Professor Rasmus Bro at University of Copenhagen said that the method was better than mammography, which could only be used when the disease had already occurred. It was amazing that it breast cancer could now be predicted years into the future. He stressed the method has been tested and validated only for a single population (cohort) and needs to be validated more widely before it can be used practically.


The method has been developed in cooperation with the Danish Cancer Society.


The researchers' approach to developing the method was adopted from food science, where it is used for control of complex industrial processes. Basically, it involves handling and analyzing huge amounts of biological data in a holistic and explorative way. The researchers analyzed all compounds a blood sample contains instead of - as is often done in health and medical science - examining what a single biomarker means in relation to a specific disease.


Professor Rasmus Bro explained that when a huge amount of relevant measurements from many individuals was used to assess health risks, here breast cancer, it created very high quality information. The more measurements the analyses contained, the better the model handled complex problems.

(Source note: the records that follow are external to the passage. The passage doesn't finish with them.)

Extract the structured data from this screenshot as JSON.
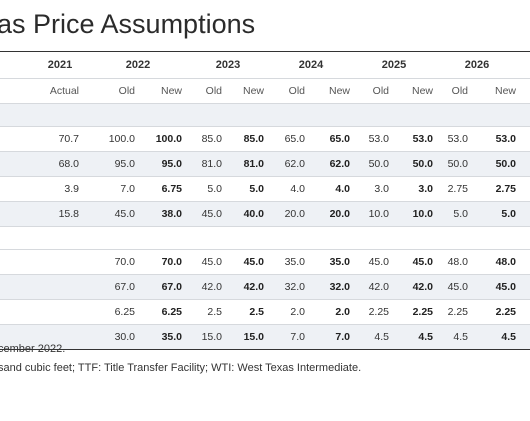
{
  "title": "as Price Assumptions",
  "years": [
    "2021",
    "2022",
    "2023",
    "2024",
    "2025",
    "2026"
  ],
  "subheaders": [
    "Actual",
    "Old",
    "New",
    "Old",
    "New",
    "Old",
    "New",
    "Old",
    "New",
    "Old",
    "New"
  ],
  "group1": [
    [
      "70.7",
      "100.0",
      "100.0",
      "85.0",
      "85.0",
      "65.0",
      "65.0",
      "53.0",
      "53.0",
      "53.0",
      "53.0"
    ],
    [
      "68.0",
      "95.0",
      "95.0",
      "81.0",
      "81.0",
      "62.0",
      "62.0",
      "50.0",
      "50.0",
      "50.0",
      "50.0"
    ],
    [
      "3.9",
      "7.0",
      "6.75",
      "5.0",
      "5.0",
      "4.0",
      "4.0",
      "3.0",
      "3.0",
      "2.75",
      "2.75"
    ],
    [
      "15.8",
      "45.0",
      "38.0",
      "45.0",
      "40.0",
      "20.0",
      "20.0",
      "10.0",
      "10.0",
      "5.0",
      "5.0"
    ]
  ],
  "group2": [
    [
      "",
      "70.0",
      "70.0",
      "45.0",
      "45.0",
      "35.0",
      "35.0",
      "45.0",
      "45.0",
      "48.0",
      "48.0"
    ],
    [
      "",
      "67.0",
      "67.0",
      "42.0",
      "42.0",
      "32.0",
      "32.0",
      "42.0",
      "42.0",
      "45.0",
      "45.0"
    ],
    [
      "",
      "6.25",
      "6.25",
      "2.5",
      "2.5",
      "2.0",
      "2.0",
      "2.25",
      "2.25",
      "2.25",
      "2.25"
    ],
    [
      "",
      "30.0",
      "35.0",
      "15.0",
      "15.0",
      "7.0",
      "7.0",
      "4.5",
      "4.5",
      "4.5",
      "4.5"
    ]
  ],
  "notes": [
    "cember 2022.",
    "sand cubic feet; TTF: Title Transfer Facility; WTI: West Texas Intermediate."
  ]
}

The model does not reveal anything about the importance of the single biomarkers in relation to breast cancer, but it does reveal the importance of a set of biomarkers and their interactions.


While a mammography can detect newly developed breast cancer with a sensitivity of 75 per cent, the new metabolic blood profile is able to predict the likelihood of a woman developing breast cancer within the next 2 to 5 years with a sensitivity of 80 per cent.


The study was recently published in Metabolomics.